Can we go to the immortal Raphael for the right conception of the Redeemer ? Neither in the Last Supper at Florence, nor in his Transfiguration at the Vatican, can we admit anything Divine in the aspect and attributes of the Saviour as there represented. He is one of the personages of the picture, playing His decorative part with all due fitness, just as the Apostles and others fulfil their roles.
Of choice we end our review with the Christ of Leonardo da Vinci (fig. 30). Was the artist right when he protested that he was powerless to deal with such a subject ?
The rough sketch of the figure is in the Brera collection at Milan.
The finished head at St. Marie des Graces is now almost indistinguishable, while in the various copies, the copyists seem to have worked according to their own fancy. It is then to the rough sketch alone that we must look for the artists ideal; and if the original conception was pure and noble, the drawing somewhat lacks power. At first one seems to realize that the thought which the artist wished to render was that of self-abnegation, but as we continue to gaze at it we recognize that the basis of the idea is morbid and sentimental. The artist evidently drew upon his own imagination, and so we find the eyebrows commonplace in outline, the eyes vaguely prominent, the nose too rounded, and the lips weak and commonplace. Yes, Leonardo has failed, as he feared he must.

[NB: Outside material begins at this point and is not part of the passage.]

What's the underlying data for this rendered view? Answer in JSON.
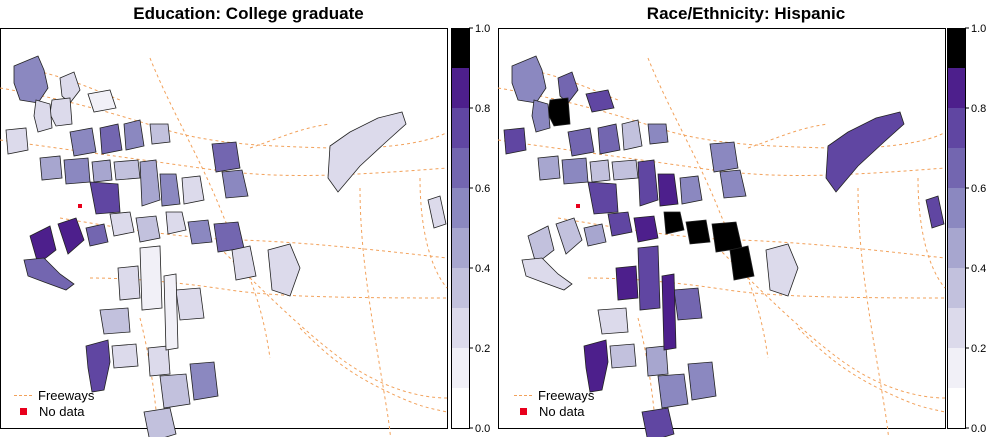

Our examination, then, has brought us to a definite conclusion; a conclusion which we believe that art-critics and men of science cannot fail to arrive at also; namely, that among all the works of art which the world has ever known, sculpture or painting, the portrait on the Holy Shroud has never been equalled, much less surpassed. It stands quite alone. Reproducing as it does, the actual lineaments of our Lord, it seems to bring Him living before us, with all the heroism, all the goodness of the Redeemer still visible on the dead face.